Introduction
Biopharmaceuticals have revolutionized the treatment of a wide range of diseases, and are increasingly being used in medicines (Kesik-Brodacka, 2018). Chinese hamster ovary (CHO) cells have been the most common hosts for the production of therapeutic proteins (Lai, Yang, & Ng, 2013). Traditional cell line development in CHO cells is based on random integration of recombinant constructs into the genome, resulting in clones with variable expression (Lai et al., 2013). Heterologous expression within cell pools requires the selection of multiple clones and then following a tedious screening procedure (Li, Vijayasankaran, Shen, Kiss, & Amanullah, 2010). Moreover, due to lack of control over the genome integration site, protein productivity of selected clones may decrease over time, leading to clonal heterogeneity (Coates et al., 2005). To overcome such possible shortcomings, site-specific integration (SSI) has been proposed for use in cell line development (N. K. Hamaker & K. H. Lee, 2018). SSI integrates gene-of-interest (GOI) into a predetermined genomic hotspot to enable stable and robust transgene expression. This makes it possible to generate isogenic clones with consistent productivity and stability, consequently reducing clone screening and selection time (N. K. Hamaker & K. H. Lee, 2018).

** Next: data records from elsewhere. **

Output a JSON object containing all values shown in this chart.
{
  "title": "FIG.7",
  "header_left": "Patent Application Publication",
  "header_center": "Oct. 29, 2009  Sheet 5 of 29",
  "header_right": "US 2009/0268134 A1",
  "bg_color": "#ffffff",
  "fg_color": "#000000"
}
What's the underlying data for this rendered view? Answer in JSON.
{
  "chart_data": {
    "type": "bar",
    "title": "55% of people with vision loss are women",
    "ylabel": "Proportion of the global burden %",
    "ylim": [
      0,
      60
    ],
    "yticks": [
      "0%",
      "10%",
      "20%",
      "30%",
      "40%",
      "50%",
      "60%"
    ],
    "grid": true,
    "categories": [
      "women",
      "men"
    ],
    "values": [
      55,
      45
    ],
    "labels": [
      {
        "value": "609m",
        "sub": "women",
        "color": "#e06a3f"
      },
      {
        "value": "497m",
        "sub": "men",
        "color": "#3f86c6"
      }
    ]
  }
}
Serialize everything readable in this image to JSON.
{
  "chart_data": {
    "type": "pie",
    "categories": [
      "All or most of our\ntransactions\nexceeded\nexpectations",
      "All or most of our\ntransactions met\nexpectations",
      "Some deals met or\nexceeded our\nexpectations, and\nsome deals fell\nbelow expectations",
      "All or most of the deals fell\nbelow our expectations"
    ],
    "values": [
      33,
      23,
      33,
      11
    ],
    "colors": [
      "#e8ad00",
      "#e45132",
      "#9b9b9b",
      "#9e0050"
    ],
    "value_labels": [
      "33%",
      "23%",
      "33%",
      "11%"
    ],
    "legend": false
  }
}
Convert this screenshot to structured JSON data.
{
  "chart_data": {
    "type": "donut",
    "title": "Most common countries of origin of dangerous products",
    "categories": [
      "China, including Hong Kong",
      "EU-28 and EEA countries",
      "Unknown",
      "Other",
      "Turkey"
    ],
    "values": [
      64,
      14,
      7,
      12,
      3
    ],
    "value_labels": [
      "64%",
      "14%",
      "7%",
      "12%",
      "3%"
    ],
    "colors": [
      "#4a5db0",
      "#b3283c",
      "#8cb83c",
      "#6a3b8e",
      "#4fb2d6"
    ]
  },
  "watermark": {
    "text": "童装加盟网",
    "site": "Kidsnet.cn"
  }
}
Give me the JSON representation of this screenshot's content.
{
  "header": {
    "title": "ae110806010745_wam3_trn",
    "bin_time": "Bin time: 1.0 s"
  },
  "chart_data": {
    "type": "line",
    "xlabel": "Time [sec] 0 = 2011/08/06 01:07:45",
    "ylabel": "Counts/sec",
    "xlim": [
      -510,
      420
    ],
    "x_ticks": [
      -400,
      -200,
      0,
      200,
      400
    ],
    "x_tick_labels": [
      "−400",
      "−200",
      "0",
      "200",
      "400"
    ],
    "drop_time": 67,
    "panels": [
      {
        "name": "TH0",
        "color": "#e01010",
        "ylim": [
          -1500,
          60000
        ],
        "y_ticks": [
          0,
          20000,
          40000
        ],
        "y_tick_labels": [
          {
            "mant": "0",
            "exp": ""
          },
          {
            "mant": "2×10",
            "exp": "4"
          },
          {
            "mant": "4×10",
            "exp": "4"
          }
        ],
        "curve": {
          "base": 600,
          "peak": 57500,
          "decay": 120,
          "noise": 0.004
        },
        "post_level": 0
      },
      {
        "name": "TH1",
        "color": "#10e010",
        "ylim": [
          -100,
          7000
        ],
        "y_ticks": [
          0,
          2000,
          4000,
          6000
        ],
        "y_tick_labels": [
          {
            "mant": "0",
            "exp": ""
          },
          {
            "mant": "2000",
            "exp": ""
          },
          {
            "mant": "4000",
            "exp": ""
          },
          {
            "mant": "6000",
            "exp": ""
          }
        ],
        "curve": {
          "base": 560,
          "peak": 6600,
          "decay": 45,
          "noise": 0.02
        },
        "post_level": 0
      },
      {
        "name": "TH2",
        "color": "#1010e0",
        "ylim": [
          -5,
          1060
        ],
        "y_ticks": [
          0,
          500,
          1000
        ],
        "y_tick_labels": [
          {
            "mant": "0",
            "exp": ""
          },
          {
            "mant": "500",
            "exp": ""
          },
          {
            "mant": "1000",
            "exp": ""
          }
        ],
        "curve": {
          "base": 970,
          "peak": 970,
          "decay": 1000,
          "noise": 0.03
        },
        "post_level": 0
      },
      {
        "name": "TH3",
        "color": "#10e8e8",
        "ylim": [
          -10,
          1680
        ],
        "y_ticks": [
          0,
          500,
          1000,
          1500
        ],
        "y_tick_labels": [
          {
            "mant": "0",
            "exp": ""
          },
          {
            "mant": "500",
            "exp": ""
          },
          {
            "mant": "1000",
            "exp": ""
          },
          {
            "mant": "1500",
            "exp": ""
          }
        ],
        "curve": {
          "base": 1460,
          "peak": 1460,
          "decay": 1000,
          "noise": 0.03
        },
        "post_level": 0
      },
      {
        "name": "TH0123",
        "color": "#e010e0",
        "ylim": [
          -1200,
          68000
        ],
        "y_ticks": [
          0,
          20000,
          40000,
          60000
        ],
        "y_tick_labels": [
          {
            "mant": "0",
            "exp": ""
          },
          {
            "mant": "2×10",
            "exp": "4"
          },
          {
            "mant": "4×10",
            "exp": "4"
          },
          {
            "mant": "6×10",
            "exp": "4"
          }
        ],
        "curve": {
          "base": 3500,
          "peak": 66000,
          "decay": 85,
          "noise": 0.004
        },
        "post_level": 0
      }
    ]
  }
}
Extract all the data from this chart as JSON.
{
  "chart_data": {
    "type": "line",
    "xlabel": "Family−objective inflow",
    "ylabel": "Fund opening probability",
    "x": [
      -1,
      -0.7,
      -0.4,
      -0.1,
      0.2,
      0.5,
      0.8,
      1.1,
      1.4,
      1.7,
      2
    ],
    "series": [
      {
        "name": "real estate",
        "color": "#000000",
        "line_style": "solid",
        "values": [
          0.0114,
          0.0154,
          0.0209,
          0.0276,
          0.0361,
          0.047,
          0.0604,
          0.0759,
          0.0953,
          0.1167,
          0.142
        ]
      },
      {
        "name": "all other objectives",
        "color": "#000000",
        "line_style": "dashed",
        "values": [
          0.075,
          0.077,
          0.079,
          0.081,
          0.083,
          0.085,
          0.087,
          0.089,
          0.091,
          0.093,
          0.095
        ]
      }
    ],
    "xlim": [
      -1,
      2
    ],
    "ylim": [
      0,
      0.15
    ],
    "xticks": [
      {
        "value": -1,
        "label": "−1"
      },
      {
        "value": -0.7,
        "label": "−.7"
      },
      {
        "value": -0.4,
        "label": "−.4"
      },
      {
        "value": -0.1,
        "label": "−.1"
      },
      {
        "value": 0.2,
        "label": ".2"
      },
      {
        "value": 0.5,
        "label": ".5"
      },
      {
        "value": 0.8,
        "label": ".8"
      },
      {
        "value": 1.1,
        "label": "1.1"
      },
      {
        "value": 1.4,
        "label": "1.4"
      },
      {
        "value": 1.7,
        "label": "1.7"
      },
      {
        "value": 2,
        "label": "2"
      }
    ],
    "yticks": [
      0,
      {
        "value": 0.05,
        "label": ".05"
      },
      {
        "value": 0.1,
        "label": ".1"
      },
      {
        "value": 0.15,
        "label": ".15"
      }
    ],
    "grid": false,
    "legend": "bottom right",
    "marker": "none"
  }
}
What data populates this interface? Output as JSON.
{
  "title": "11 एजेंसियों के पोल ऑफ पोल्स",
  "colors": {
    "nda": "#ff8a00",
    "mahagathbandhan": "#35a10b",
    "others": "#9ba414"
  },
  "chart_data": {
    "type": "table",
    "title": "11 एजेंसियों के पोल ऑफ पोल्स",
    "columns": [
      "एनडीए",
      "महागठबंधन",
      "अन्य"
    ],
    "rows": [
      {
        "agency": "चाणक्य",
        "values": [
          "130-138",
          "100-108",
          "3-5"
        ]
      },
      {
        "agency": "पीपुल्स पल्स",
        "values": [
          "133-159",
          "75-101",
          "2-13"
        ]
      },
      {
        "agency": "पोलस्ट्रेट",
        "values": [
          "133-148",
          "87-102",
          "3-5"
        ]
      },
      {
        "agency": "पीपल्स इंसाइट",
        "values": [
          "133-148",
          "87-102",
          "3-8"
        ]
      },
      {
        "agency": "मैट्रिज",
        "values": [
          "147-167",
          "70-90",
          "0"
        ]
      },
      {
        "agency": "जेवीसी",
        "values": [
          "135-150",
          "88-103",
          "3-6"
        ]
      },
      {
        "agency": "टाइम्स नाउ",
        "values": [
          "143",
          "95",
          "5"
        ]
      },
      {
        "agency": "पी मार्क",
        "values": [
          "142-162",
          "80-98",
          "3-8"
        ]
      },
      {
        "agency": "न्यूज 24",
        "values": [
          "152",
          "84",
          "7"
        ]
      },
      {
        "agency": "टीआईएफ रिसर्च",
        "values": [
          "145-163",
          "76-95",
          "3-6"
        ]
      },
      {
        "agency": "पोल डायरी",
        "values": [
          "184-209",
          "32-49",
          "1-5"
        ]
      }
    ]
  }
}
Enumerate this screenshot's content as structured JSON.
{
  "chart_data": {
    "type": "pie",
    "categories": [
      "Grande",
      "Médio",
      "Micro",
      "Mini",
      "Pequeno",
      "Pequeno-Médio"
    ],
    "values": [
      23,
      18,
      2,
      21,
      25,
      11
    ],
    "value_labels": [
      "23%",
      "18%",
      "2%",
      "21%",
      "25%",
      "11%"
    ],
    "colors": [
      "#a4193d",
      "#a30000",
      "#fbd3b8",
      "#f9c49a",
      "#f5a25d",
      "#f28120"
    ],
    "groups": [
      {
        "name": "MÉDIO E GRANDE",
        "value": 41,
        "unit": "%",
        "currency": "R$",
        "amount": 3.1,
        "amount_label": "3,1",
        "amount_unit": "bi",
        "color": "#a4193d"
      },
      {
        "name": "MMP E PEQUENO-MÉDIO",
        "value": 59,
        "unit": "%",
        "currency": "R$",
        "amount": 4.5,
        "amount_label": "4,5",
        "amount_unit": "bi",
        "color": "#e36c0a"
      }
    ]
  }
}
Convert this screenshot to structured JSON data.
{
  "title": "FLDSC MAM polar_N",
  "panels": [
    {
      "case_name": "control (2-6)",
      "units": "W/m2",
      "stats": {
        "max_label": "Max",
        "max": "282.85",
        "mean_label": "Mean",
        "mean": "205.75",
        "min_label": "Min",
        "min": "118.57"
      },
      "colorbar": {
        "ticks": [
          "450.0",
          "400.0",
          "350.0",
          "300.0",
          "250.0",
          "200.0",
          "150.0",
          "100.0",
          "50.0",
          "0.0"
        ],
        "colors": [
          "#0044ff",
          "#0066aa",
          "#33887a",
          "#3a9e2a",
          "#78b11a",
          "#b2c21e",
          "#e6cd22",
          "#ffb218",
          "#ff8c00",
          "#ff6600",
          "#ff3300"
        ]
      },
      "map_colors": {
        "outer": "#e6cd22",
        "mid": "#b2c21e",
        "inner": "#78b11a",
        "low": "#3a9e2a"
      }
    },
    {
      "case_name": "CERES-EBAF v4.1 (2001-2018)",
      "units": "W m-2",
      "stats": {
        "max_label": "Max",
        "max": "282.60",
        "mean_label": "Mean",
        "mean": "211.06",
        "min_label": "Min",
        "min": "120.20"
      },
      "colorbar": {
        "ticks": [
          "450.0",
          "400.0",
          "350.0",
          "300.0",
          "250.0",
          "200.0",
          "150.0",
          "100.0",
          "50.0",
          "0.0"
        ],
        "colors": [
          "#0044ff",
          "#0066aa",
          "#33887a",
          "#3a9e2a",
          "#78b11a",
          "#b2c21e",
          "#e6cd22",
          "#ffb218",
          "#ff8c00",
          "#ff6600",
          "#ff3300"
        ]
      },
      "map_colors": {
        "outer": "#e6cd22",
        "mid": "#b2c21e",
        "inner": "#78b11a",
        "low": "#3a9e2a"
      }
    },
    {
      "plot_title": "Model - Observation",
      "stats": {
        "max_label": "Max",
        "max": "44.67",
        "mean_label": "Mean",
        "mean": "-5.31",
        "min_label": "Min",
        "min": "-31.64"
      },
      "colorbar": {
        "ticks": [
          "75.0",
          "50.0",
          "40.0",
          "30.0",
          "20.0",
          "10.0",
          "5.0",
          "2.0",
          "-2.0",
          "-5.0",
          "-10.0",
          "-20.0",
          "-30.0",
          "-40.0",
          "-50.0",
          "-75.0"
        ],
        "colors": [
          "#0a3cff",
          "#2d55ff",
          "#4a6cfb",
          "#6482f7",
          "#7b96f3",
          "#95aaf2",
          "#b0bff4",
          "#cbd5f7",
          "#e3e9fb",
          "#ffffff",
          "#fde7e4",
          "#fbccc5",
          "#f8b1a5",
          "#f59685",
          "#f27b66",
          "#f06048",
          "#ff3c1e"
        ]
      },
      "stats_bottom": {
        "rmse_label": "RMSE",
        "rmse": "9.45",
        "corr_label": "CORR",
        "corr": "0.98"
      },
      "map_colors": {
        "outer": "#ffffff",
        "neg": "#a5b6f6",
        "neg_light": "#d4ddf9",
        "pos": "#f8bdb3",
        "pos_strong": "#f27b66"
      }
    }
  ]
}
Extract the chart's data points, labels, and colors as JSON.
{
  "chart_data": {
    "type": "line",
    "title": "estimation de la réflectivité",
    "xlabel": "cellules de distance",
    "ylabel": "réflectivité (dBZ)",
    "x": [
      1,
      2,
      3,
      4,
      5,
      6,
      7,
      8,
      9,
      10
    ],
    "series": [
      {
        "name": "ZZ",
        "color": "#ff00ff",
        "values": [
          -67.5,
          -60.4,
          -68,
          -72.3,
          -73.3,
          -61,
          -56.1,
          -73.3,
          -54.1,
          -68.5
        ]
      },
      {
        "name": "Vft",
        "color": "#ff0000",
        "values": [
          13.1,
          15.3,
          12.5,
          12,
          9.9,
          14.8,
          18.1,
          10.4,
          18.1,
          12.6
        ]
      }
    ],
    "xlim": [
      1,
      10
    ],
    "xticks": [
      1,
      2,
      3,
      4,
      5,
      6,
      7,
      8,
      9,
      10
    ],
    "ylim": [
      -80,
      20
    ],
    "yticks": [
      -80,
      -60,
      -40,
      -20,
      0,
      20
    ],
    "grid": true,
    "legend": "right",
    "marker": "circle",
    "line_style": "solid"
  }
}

Recombinase-mediated cassette exchange (RMCE) is a procedure in reverse genetics allowing precise integration of a genomic target cassette (Turan, Zehe, Kuehle, Qiao, & Bode, 2013). Specifically, it allows double-reciprocal crossover events between two pairs of heterospecific recombinase target sites using a site-specific recombinase including Tyr-recombinases (e.g. Cre or Flp) and Ser-recombinases (e.g. ΦC31 or Bxb1) (Turan et al., 2013).Thus, RMCE exchanges only a preexisting gene cassette with an analogous one carrying GOI without changing cellular characteristics (Turan et al., 2013). It is the most advanced platform to establish new clones with similar productivity and characteristics compared to existing clones (Turan et al., 2013). Cre/Lox-based RMCE functions exceptionally well, exhibiting cassette exchange events with high fidelity (Gidoni, Srivastava, & Carmi, 2008; Schnütgen, Stewart, von Melchner, & Anastassiadis, 2006). Cre recombinase allows for repetitive cumulative gene targeting to predefined genomic loci in mammalian cells using different target sites such as Lox5171 and LoxP (Gidoni et al., 2008; Schnütgen et al., 2006).
In this study, we aimed to evaluate whether the Cre/Lox-based RMCE constitutes an effective strategy to acquire clones from existing ones established by CRISPR/Cas9-mediated SSI at a genomic hotspot allowing stable expression. Here, we report that Cre/Lox-based RMCE generates new clones by exchanging only a existing cassette with a targeting cassette carrying GOI. Our results will open up a new paradigm of commercial protein production by repeatedly establishing cell lines with predictable productivity and properties.